As has become characteristic of the agency, the U.S. Equal Employment Opportunity Commission went into overdrive in September, the last month of its fiscal year, filing 40 lawsuits — close to half of its annual total.
Still, the number of suits was moderate for the EEOC; after predictions that the agency would see increased activity in FY 2022, lawsuits actually dipped overall, with 94 suits filed compared to 114 in FY 2021. And the agency filed 59 lawsuits in September 2021 — nearly 50% more than last month.
“The pieces seemed to be in place for a more robust year-end filing spike once again in FY 2022, but the numbers do not show that,” law firm Seyfarth Shaw wrote in a blog post.
The year ending with a whimper may be attributable to political deadlock at the agency, which retains its 3-2 Republican majority. As Democratic commissioners are generally considered more employee-friendly, it stands to reason that a Republican majority would tend to vote down more suits.
President Joe Biden nominated Kalpana Kotagal in April, and her confirmation would shift the agency to a 3-2 Democratic majority — and likely an uptick in lawsuits. But Kotagal’s nomination has stalled in the Senate; the last action was a May review from the Committee on Health, Education, Labor and Pensions, which failed to report favorably.
As a result, Republican Commissioner Janet Dhillon, whose term expired in July, is able to serve through December under a Title VII holdover provision. It remains unclear whether the Senate will move on Kotagal’s nomination.
If the political makeup of the Commission does turn, however, employers should expect far more action from the agency, said Donna McElroy, labor and employment member at Dykema.

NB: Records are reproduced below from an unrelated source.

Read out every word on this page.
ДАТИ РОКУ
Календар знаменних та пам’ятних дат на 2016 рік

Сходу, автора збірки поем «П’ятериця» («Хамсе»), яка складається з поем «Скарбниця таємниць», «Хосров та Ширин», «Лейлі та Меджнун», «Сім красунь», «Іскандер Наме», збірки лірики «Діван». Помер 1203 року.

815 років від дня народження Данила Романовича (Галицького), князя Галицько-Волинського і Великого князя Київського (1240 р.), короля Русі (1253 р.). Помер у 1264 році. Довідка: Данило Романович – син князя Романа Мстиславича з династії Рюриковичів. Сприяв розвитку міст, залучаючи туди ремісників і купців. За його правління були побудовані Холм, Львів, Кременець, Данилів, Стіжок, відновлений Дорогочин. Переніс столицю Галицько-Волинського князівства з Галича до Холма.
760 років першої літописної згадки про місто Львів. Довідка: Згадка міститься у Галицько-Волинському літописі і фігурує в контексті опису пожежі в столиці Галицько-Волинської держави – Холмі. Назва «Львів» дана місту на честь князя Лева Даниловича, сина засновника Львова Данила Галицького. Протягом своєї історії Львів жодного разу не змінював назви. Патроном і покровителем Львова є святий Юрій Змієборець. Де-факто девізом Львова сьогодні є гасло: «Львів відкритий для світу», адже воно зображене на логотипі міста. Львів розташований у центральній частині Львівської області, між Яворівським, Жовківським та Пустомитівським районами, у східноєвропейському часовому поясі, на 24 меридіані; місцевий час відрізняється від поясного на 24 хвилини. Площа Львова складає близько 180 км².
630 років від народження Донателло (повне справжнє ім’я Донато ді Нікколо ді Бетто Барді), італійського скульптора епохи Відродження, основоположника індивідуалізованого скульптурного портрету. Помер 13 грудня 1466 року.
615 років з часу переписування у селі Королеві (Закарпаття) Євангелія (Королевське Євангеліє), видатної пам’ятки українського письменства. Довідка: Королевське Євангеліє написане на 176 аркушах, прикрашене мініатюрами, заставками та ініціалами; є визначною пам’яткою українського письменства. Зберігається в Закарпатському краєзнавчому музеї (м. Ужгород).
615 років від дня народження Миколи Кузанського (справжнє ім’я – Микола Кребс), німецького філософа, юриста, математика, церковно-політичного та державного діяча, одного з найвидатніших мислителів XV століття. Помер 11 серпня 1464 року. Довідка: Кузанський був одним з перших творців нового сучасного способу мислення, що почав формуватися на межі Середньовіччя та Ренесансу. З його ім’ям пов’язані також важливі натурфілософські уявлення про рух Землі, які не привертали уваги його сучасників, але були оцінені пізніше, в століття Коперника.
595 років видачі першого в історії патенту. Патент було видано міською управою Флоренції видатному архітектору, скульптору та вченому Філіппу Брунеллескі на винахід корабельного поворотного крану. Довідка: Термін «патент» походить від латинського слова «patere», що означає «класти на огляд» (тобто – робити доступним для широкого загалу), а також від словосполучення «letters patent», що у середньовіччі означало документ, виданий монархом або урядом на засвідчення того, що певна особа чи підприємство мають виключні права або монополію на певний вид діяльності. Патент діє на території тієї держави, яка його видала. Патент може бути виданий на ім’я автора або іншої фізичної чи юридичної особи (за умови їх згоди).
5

Once that shift occurs, stakeholders will see more lawsuits, McElroy said. “They got an increase in their budget somewhere around 11%.” The budgetary increase always seems to signal the agency is going to be more active, she added.
McElroy said she suspects one big focus for EEOC in the coming year will be LGBTQ discrimination, and that the agency will double down on its pursuit of such cases despite its Bostock guidance twice being shut down in court — recently by a judge in Texas, and prior to that, by one in Tennessee. “I don’t see the EEOC backing off of that issue,” she said.
Other issues McElroy suspects will get more attention include pregnancy discrimination, equal pay for protected categories beyond sex, and age discrimination involving AI and other technology.
The last of these, among other tech concerns, received particular attention at EEOC’s third and final listening session in advance of preparing its next strategic enforcement plan. Its previous two sessions focused on systemic racism and discrimination and harassment of immigrant workers of color.
Beyond lawsuits, EEOC’s employee-friendly approach may involve removing some elements that ease the process for employers. For example, in summer 2021, Congress narrowly passed, and Biden signed, a joint resolution rescinding a Trump-era rule that would have increased EEOC’s information-sharing requirements during conciliation.
That rule would have allowed EEOC to share the identity of the complainant, a written summary of the facts of the case, its legal bases for finding discrimination and the criteria it would use to identify class-action members. The rule was important in helping employers — and employers’ attorneys — understand why they should settle, McElroy said.
Ultimately, while some of the issues EEOC will likely focus on may be easier to guess, when the politics of the Commission will shift is the bigger question — one that remains firmly up in the air.
“If I could predict with any accuracy what the Senate would do, I would write the book and retire,” McElroy said.